I think the problem with the current situation is how averse companies are to try combined therapies (say, targetting a-beta, tau and inflammation). I don't know whether the cause is the regulation (forcing them to try to address one cause at a time) or the companies' fear of bad interactions between the different medicines.

Posted by: Antonio at April 21st, 2020 4:18 PM

The problem with all of these anti-abeta therapeutics is that they don't target the stuff that probably matters most, abeta oligomers, not plaques or peptides.

Posted by: Florin at April 21st, 2020 9:54 PM

I think Aubrey de Grey might be right in that Alzheimer's is caused by aging and many types of damage cause it, but not independently as with for example heart disease where oxidised cholesterol and stiffening of arteries both cause it but do not interact that much, so removing one type of damage should result in a meaningful reduction in heart disease.
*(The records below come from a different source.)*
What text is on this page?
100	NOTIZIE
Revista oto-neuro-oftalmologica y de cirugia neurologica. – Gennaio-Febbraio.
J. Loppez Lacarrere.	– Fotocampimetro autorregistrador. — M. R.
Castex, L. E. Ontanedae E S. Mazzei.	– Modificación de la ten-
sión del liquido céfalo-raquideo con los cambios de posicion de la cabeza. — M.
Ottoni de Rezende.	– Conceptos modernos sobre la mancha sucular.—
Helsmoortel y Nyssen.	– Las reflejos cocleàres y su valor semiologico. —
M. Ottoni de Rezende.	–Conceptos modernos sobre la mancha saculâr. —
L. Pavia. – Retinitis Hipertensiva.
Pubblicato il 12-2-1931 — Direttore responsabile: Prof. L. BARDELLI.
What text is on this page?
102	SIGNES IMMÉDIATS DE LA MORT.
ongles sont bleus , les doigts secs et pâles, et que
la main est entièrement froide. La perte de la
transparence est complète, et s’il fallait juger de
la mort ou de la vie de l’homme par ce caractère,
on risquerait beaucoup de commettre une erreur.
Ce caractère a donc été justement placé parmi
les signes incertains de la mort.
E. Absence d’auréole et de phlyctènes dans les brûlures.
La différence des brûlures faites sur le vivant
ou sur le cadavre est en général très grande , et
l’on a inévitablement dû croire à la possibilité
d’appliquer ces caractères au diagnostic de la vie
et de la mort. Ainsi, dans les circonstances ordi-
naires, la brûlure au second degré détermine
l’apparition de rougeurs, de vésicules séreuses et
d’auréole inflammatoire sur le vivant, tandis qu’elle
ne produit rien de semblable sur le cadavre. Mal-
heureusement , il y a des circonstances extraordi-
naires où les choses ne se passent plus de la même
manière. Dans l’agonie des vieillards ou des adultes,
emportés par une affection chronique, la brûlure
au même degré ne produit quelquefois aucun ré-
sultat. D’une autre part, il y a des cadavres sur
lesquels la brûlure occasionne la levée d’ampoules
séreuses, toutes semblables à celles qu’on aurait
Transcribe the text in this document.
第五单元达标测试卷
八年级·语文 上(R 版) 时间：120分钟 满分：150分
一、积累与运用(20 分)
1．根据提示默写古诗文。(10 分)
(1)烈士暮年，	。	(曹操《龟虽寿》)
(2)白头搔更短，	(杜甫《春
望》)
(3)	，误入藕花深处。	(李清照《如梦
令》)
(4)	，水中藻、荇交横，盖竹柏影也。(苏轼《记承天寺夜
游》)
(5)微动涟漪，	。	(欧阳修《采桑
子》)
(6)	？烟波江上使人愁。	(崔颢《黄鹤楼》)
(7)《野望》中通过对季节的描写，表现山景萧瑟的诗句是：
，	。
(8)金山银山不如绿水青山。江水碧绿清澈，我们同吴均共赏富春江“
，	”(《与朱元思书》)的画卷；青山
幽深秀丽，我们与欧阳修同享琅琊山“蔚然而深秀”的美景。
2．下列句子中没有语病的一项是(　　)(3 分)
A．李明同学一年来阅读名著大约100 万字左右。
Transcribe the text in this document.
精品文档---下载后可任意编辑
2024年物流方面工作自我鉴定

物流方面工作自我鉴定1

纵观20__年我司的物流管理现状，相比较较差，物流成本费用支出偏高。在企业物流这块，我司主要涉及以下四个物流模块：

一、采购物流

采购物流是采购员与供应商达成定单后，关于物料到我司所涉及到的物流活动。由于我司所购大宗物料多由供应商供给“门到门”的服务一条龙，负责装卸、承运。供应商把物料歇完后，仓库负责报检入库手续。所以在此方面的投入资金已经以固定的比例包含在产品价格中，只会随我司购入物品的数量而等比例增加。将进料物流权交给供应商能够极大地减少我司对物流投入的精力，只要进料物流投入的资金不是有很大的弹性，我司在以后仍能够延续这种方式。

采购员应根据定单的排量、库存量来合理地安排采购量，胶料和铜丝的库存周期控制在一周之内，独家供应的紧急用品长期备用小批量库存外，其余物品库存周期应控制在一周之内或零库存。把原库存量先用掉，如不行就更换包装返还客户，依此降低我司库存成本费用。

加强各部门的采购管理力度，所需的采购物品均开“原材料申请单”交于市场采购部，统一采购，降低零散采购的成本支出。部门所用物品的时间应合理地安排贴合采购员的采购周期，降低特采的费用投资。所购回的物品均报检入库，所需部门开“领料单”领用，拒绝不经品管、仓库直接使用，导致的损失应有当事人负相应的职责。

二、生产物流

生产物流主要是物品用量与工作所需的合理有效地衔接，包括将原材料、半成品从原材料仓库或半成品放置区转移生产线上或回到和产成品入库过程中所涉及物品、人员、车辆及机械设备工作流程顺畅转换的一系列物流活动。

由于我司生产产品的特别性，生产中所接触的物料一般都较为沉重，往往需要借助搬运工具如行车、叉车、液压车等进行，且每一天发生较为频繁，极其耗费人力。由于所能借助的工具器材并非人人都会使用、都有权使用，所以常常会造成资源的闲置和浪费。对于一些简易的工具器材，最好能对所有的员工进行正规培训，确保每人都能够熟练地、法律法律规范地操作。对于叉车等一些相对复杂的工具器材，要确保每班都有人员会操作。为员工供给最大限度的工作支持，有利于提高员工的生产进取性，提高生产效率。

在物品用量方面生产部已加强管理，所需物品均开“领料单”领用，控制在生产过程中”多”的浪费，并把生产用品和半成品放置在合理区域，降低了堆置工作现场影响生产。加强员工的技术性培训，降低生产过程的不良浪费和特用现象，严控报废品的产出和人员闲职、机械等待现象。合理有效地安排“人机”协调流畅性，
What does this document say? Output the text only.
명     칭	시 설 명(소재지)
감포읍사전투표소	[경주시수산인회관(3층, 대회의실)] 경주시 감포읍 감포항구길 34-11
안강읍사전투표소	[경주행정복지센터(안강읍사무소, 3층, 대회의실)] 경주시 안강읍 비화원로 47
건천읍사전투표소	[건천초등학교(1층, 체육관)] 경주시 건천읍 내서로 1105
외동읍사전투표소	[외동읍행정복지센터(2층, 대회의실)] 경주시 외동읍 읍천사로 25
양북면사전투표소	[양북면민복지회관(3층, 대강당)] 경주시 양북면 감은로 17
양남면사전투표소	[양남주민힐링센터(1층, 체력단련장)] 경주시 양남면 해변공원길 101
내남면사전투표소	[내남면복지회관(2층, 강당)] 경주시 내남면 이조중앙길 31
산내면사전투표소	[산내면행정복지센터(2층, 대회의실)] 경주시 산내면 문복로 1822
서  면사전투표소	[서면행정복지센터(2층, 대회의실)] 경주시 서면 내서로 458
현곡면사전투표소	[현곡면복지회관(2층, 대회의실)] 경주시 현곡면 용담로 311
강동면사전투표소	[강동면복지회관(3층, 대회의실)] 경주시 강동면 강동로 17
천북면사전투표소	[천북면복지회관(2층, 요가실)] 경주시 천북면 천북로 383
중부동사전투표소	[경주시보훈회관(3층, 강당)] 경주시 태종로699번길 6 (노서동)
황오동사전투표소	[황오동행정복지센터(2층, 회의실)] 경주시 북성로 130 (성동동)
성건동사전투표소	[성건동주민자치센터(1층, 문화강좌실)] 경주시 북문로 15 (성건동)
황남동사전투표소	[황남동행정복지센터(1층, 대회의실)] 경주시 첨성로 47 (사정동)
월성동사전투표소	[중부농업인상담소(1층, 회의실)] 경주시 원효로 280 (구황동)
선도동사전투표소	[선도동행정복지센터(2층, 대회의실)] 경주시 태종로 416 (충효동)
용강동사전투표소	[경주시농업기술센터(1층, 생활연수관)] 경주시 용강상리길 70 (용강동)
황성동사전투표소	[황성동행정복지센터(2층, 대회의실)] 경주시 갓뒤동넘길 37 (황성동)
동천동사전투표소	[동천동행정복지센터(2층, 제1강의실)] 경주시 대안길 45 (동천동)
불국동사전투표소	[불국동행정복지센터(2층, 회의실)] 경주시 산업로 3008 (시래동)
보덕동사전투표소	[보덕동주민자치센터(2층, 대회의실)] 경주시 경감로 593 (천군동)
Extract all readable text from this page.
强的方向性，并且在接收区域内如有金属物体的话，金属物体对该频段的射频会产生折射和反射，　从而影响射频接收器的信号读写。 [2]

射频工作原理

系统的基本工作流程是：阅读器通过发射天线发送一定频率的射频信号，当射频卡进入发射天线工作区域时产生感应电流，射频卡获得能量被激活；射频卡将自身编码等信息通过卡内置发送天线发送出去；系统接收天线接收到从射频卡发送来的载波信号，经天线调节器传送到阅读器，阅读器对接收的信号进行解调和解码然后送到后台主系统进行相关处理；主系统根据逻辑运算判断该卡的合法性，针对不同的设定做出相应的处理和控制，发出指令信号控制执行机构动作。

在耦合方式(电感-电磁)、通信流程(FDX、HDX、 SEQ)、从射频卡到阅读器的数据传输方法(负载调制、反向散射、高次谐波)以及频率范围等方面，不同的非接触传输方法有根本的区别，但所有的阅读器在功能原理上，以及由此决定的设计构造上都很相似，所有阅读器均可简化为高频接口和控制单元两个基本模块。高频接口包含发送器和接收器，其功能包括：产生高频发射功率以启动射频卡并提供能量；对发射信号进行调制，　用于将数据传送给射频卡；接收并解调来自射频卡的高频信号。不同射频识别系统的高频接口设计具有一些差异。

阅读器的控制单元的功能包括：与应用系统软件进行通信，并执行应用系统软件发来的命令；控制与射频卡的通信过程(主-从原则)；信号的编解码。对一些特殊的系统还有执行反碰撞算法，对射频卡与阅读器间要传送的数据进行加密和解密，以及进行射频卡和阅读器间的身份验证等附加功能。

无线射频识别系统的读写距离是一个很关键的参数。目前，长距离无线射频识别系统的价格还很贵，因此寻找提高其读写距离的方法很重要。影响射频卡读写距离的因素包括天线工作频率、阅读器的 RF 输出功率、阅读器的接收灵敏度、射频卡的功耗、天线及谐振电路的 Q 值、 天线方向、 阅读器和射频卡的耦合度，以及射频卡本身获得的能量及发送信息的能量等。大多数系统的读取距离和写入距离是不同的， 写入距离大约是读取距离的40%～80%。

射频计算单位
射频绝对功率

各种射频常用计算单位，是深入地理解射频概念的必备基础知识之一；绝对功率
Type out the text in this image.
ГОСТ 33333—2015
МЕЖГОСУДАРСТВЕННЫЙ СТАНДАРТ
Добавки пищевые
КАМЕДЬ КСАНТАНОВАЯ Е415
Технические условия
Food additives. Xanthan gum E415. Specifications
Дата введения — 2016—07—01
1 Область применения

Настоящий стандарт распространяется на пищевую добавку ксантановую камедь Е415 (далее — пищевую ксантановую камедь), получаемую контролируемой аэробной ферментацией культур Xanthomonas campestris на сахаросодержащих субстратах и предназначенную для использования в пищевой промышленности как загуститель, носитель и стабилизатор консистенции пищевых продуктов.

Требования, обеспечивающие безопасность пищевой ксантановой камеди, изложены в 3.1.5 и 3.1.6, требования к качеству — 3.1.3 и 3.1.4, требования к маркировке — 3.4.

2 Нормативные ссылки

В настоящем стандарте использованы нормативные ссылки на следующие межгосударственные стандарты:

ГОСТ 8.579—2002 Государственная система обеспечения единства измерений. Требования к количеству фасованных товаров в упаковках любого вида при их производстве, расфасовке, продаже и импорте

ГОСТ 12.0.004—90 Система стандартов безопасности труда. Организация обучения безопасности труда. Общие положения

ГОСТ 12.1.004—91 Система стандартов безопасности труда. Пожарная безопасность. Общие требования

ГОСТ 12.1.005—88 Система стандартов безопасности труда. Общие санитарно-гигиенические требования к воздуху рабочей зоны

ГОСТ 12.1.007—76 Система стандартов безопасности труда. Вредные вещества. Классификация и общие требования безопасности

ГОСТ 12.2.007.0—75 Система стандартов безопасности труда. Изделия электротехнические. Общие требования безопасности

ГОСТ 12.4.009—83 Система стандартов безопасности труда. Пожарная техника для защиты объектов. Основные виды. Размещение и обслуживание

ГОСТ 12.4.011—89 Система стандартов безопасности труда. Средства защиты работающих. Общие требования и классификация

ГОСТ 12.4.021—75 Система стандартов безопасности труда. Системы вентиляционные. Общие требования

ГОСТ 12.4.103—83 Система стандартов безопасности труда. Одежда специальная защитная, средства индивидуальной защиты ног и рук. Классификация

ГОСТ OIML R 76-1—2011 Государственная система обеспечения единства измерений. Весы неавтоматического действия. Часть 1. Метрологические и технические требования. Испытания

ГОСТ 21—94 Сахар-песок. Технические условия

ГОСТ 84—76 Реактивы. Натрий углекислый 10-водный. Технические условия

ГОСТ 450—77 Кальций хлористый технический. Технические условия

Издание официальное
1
Posted by: Jimofoz at April 22nd, 2020 2:25 AM

Unfortunate but not surprising results. We have pissass poor models of AD, and when it gets detected the damage is so deep that probably it is past the tipping point where the end point of multiple dysfunctions start causing damage. Since AD takes many years if not decades to develop it is very hard to model and understand. There is very little possibility to experiment and all the theories take many years to test. What we see with many treatments , is that the models respond well, but human studies fail. Probably if we can bisect some of the pathways and have treatment for those , eventually some of them will end up working. But it is about luck and digging for diamonds in a pile of BS

Posted by: cuberat at April 22nd, 2020 8:48 AM

Once the patient starts displaying symptoms, the damage is likely beyond the point where simply removing the original cause will reverse the condition. It's like brushing your teeth after your teeth have started to rot and wondering why you're still experiencing symptoms of a toothache. "Well it can't have been the plaque, cause I cleaned it off and my teeth still hurt"

We should be looking at amyloid and tau therapy for prevention, not as a cure. A cure will require more advanced regenerative technology, I believe.